Correva l’anno 1613 e in una piccola cittadina equidistante dal “mare nostrum” e dalla “silva” virgiliani, nasceva, nella famiglia di “Onorati” Preti, Mattia, che avrebbe dato lustro non solo a Taverna, ma al mondo dell’arte intero, perché sarebbe stato uno dei grandi artefici di quel secolo che tutto lo comprese e di cui fu la “summa spirituale”.
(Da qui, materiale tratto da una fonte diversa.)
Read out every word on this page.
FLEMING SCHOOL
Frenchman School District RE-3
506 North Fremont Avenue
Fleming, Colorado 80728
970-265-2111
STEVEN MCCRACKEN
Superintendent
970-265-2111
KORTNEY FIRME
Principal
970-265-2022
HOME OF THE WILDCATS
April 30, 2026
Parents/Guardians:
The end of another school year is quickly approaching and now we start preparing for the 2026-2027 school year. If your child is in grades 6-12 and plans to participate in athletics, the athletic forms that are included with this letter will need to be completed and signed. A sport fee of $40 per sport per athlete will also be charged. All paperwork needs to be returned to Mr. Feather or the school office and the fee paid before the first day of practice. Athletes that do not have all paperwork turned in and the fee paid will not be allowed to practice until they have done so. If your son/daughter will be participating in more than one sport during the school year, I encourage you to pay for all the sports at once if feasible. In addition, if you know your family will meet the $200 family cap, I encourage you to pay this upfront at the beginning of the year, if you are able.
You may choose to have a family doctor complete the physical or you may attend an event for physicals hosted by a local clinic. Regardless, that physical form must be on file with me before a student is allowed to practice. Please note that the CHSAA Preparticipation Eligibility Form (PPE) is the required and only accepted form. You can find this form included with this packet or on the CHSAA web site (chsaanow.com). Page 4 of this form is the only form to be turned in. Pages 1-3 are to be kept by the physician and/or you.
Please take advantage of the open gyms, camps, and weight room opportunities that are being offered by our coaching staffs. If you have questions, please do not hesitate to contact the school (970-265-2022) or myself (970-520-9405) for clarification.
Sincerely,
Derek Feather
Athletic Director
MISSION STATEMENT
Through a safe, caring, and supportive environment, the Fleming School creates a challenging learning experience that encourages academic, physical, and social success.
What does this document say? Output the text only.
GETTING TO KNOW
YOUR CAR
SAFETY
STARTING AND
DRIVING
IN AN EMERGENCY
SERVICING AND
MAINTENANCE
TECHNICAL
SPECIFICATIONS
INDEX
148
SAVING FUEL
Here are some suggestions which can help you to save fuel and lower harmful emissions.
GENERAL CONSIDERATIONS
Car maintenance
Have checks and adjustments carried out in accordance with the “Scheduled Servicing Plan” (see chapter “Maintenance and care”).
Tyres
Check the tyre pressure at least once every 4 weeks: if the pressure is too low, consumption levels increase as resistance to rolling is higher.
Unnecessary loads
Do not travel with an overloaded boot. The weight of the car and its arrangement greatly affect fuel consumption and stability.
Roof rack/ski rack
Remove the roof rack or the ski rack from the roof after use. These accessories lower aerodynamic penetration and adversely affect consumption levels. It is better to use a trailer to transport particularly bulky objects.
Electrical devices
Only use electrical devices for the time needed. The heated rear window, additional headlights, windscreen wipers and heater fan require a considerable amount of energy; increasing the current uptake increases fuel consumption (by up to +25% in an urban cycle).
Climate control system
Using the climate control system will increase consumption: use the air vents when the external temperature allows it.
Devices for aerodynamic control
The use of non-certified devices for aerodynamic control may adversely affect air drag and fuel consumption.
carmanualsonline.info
Ho posto questi due termini, il mare e la selva, perché fu questo l’ambiente in cui il nostro pittore si formò: il mondo classico della Magna Grascia sviluppatosi lungo la costa ed il carattere rude della terra bruzia, con il suo entroterra dalle ferree regole di un’etica atavica; queste caratteristiche lasciarono un’impronta indelebile e affiorarono sempre nel lavoro del Preti, come testimoniano le tele dipinte nell’arco della sua lunga vita.
Il mondo classico, degli dei, degli eroi e dei filosofi, assunse in lui una espressione di equilibrio che oscillava tra il reale e il divino (Enea ed Anchisse, Omero, Diogene), quasi vetero-attuali personaggi che esprimono fede nella Verità suprema. E poco importa che non fossero figure cristiane, perché l’amore paterno (Anchisse), l’Olimpo omerico e la ricerca interiore dell’uomo, tesa a fini alti (Diogene), fanno parte di quella coscienza che, dopo la venuta di Cristo, permise di evitare la perdizione dell’umanità.
L’ambiente rude della terra bruzia fece conoscere a Mattia Preti il mondo della sofferenza, della realtà esistenziale fatta di gente umile, temprata dalla fatica quotidiana e dalla fronte corrugata che accetta questa condizione e questo mondo con il lume della fede, che è l’unico fondamento certo del vivere.
Nella concezione teologica pretiana, anche quell’atto esecrando della vendetta, retaggio di un mondo ancestrale, viene inteso come forma eroica di riscatto verso il Bene superiore: quasi sempre, a compiere tale atto, sono le donne-eroine, che, nel mondo dell’artista, perdono ogni forma di sensualità morbosa, a vantaggio dell’azione etica.
Se in Caravaggio dominava, almeno al tempo dei dipinti della Cappella Contarelli, il travaglio causato dal tema della salvezza e della predestinazione, in Preti il tema si sposta sulla capacità etica di ogni singolo, che ha in sé le potenzialità per conquistare quella salvezza: a tutti è aperta la via del cielo.
Già nell’affresco di S. Carlo ai Catinari e successivamente in quelli di S. Andrea della Valle, la potenza fisica della figura non è una iperbole per emulare Michelangelo, ma è espressione di potenza (aristotelicamente intesa) che l’umanità possiede e che l’eroe-Santo ha già messo in atto. Ed ecco che i Santi delle tele di Mattia hanno volto umano e non idilliaco, sono persone reali e veritiere, sono individui nel senso caravaggesco dei quali si privilegia il lato etico e poco quello miracolistico.
Quanto si è lontani dal mondo raffaellesco, ma anche da quello del Carracci!
Non più ricerca della perfezione ideale, ma realtà colta “in fieri”.
E nemmeno ricerca di equilibrio tra uomo e natura, ma ricerca di equilibrio nell’ “historia”: e questo è il classicismo pretiano.
A Roma, dove Preti era giunto nel 1630, e dove non si era ancora spenta l’eco per la morte di Giordano Bruno (arso nel 1600 a “Campo dei Fiori”), il pittore respirò l’aria nuova portata dalle idee “eretiche” del filosofo e ne comprese e colse il senso profondo. Bruno non aveva allontanato Dio, anzi lo aveva ritrovato.
Fu soprattutto, però, il senso dell’infinito, idea tormentata del mondo barocco, ma presente, insieme a quella di immortalità, sin dalla notte dei tempi nella mente dell’uomo, che lo assillava, spinto in questo anche dalle cupole dell’Urbe, soprattutto da quella che era stata affrescata dal Lanfranco.
L’infinito bruniano per il nostro non fu altro che l’irradiamento dell’Essere, lo sperdersi ed il ritrovarsi nella divinità attraverso la fede: il reale e la vita questo sono e l’arte pittorica, così come pure chiedeva la tradizione tridentina, ha tale nobile funzione.
Questo messaggio sarebbe bene fare conoscere, nel 400° anniversario della nascita, perché l’arte, affascinando, conquisti a nobili virtù specialmente le nuove generazioni.
Si spera che una grande mostra a Taverna, annunciata per il 24 febbraio 2013, dia la possibilità di cogliere dal vivo gli innumerevoli imput del genio pretiano.